I am pretty sure that while the light green doesn't have enough contrast for the tobiano, it's probably right for the darker overo so I'm using it again. I use make-up sponges to apply the glaze, and in this photo I haven't cleaned the excess off yet. I've also added another layer on the tobiano ornament, hoping to deepen the color on that one. These will both go in my next glaze firing, along with a handful of my own ornaments. Those all use the other (Concepts underglaze) background method, so I should be able to show the difference between the two approaches once they are all done.

Thursday, October 9, 2008

Seeking serenity

I have to apologize for getting behind on my posts here.
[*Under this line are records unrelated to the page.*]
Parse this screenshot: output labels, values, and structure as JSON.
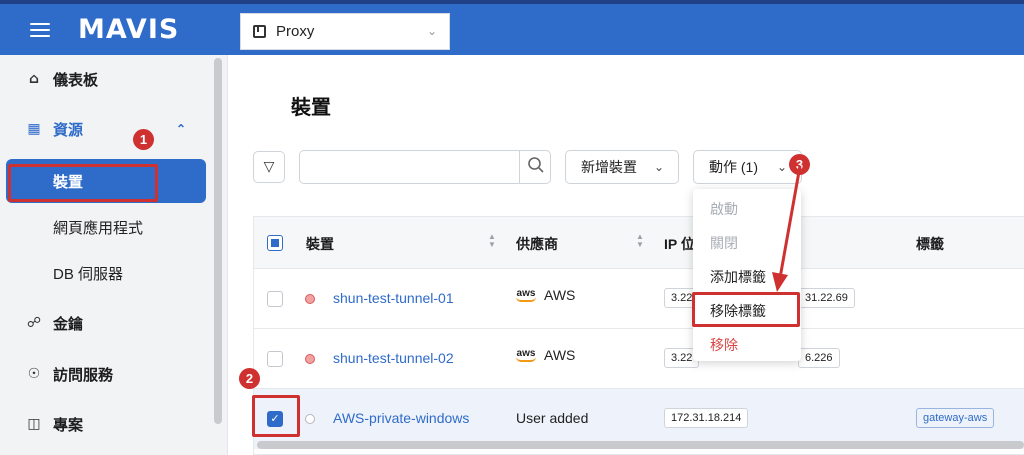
{
  "topbar": {
    "logo": "MAVIS",
    "project_select": {
      "value": "Proxy"
    }
  },
  "sidebar": {
    "items": [
      {
        "label": "儀表板",
        "icon": "home-icon"
      },
      {
        "label": "資源",
        "icon": "resource-tree-icon"
      },
      {
        "label": "裝置",
        "icon": ""
      },
      {
        "label": "網頁應用程式",
        "icon": ""
      },
      {
        "label": "DB 伺服器",
        "icon": ""
      },
      {
        "label": "金鑰",
        "icon": "key-icon"
      },
      {
        "label": "訪問服務",
        "icon": "shield-icon"
      },
      {
        "label": "專案",
        "icon": "project-icon"
      }
    ]
  },
  "main": {
    "title": "裝置",
    "search": {
      "placeholder": "",
      "value": ""
    },
    "add_device_label": "新增裝置",
    "actions_label": "動作 (1)",
    "table": {
      "headers": [
        "裝置",
        "供應商",
        "IP 位",
        "標籤"
      ],
      "rows": [
        {
          "name": "shun-test-tunnel-01",
          "vendor": "AWS",
          "ip1": "3.22",
          "ip2": "31.22.69",
          "tag": "",
          "status": "red",
          "checked": false
        },
        {
          "name": "shun-test-tunnel-02",
          "vendor": "AWS",
          "ip1": "3.22",
          "ip2": "6.226",
          "tag": "",
          "status": "red",
          "checked": false
        },
        {
          "name": "AWS-private-windows",
          "vendor": "User added",
          "ip1": "172.31.18.214",
          "ip2": "",
          "tag": "gateway-aws",
          "status": "grey",
          "checked": true
        }
      ]
    }
  },
  "dropdown": {
    "items": [
      "啟動",
      "關閉",
      "添加標籤",
      "移除標籤",
      "移除"
    ]
  },
  "annotations": {
    "steps": [
      "1",
      "2",
      "3"
    ]
  },
  "colors": {
    "brand": "#2f6bc9",
    "highlight": "#cf3030",
    "danger": "#d94545"
  }
}
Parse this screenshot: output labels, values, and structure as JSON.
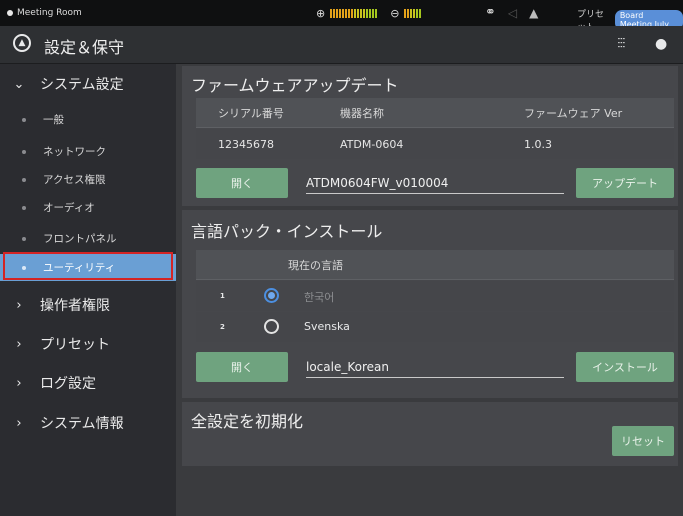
{
  "status_bar": {
    "room_name": "Meeting Room",
    "preset_label": "プリセット",
    "preset_value": "Board Meeting July",
    "icons": [
      "input-meter-icon",
      "output-meter-icon",
      "link-icon",
      "mute-icon",
      "warning-icon"
    ]
  },
  "header": {
    "title": "設定＆保守",
    "logo_icon": "audio-technica-logo",
    "mixer_icon": "mixer-icon",
    "user_icon": "user-icon"
  },
  "sidebar": {
    "system_settings": {
      "label": "システム設定",
      "items": [
        {
          "label": "一般"
        },
        {
          "label": "ネットワーク"
        },
        {
          "label": "アクセス権限"
        },
        {
          "label": "オーディオ"
        },
        {
          "label": "フロントパネル"
        },
        {
          "label": "ユーティリティ",
          "selected": true
        }
      ]
    },
    "sections": [
      {
        "label": "操作者権限"
      },
      {
        "label": "プリセット"
      },
      {
        "label": "ログ設定"
      },
      {
        "label": "システム情報"
      }
    ]
  },
  "firmware": {
    "title": "ファームウェアアップデート",
    "columns": [
      "シリアル番号",
      "機器名称",
      "ファームウェア Ver"
    ],
    "row": [
      "12345678",
      "ATDM-0604",
      "1.0.3"
    ],
    "open_label": "開く",
    "file_name": "ATDM0604FW_v010004",
    "update_label": "アップデート"
  },
  "language": {
    "title": "言語パック・インストール",
    "column": "現在の言語",
    "rows": [
      {
        "num": "1",
        "name": "한국어",
        "selected": true
      },
      {
        "num": "2",
        "name": "Svenska",
        "selected": false
      }
    ],
    "open_label": "開く",
    "file_name": "locale_Korean",
    "install_label": "インストール"
  },
  "reset": {
    "title": "全設定を初期化",
    "reset_label": "リセット"
  },
  "colors": {
    "accent_green": "#6fa37f",
    "selected_blue": "#6a9fd4",
    "highlight_red": "#d42424"
  }
}
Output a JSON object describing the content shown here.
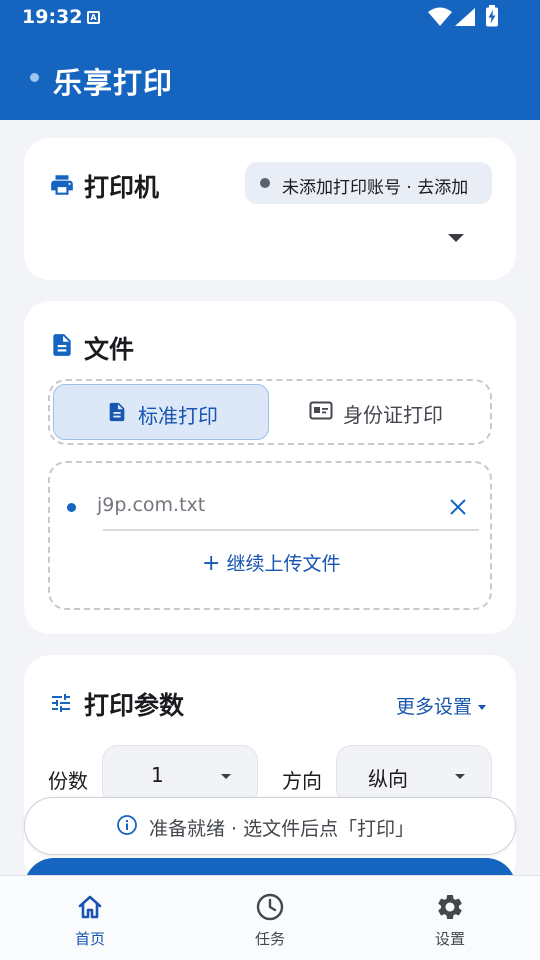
{
  "status_bar": {
    "time": "19:32",
    "notification_glyph": "A"
  },
  "app_bar": {
    "title": "乐享打印"
  },
  "printer_card": {
    "title": "打印机",
    "account_chip": "未添加打印账号 · 去添加"
  },
  "file_card": {
    "title": "文件",
    "tabs": [
      {
        "label": "标准打印",
        "active": true
      },
      {
        "label": "身份证打印",
        "active": false
      }
    ],
    "file_name": "j9p.com.txt",
    "add_more": "继续上传文件"
  },
  "params_card": {
    "title": "打印参数",
    "more_settings": "更多设置",
    "copies_label": "份数",
    "copies_value": "1",
    "orientation_label": "方向",
    "orientation_value": "纵向"
  },
  "snackbar": {
    "message": "准备就绪 · 选文件后点「打印」"
  },
  "bottom_nav": [
    {
      "label": "首页",
      "icon": "home-icon",
      "active": true
    },
    {
      "label": "任务",
      "icon": "clock-icon",
      "active": false
    },
    {
      "label": "设置",
      "icon": "gear-icon",
      "active": false
    }
  ],
  "colors": {
    "primary": "#1565c0",
    "accent_text": "#1755b0",
    "background": "#f2f4f8"
  }
}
Unfortunately the blog has been a reflection of my work and family life lately; things have not been getting done. Instead I have been consumed with trying, yet again, to preserve the school my youngest child attends.

I like to think of myself as a pretty calm, even-tempered person. There are few subjects where passion and bias are likely to throw me way off balance. But if there is one, it is the subject of gifted education. As a former gifted child with issues surrounding my own education, I have always had a hard time being objective. When my own children were identified as gifted, I was simply glad that there were better educational options. I didn't want to become an activist on the issue. What I didn't know was that preserving those options would become an ongoing battle. Every few years, some administrator would decide to alter or eliminate the program and we would have to fight again.

This time around, however, has been especially disruptive. I have said before that one of the hardest parts of being self-employed is that it can be hard to keep the two parts of your life separate. Disruption and stress in one tends to bleed over into the other. I am not especially temperamental about art; I don't need everything just so in order to be creative. But conflict and agitation make it difficult to maintain the focus necessary to do the kind of work I do.

So I am in the process of reasserting some balance here at work and at home. We will not know the fate of our school until sometime in November, but I believe it is time for me accept that we have done what we can to save it. My goal at this point is to spend less time in parent strategy meetings and a little more time in the studio. With luck that should restore a little bit of order and serenity!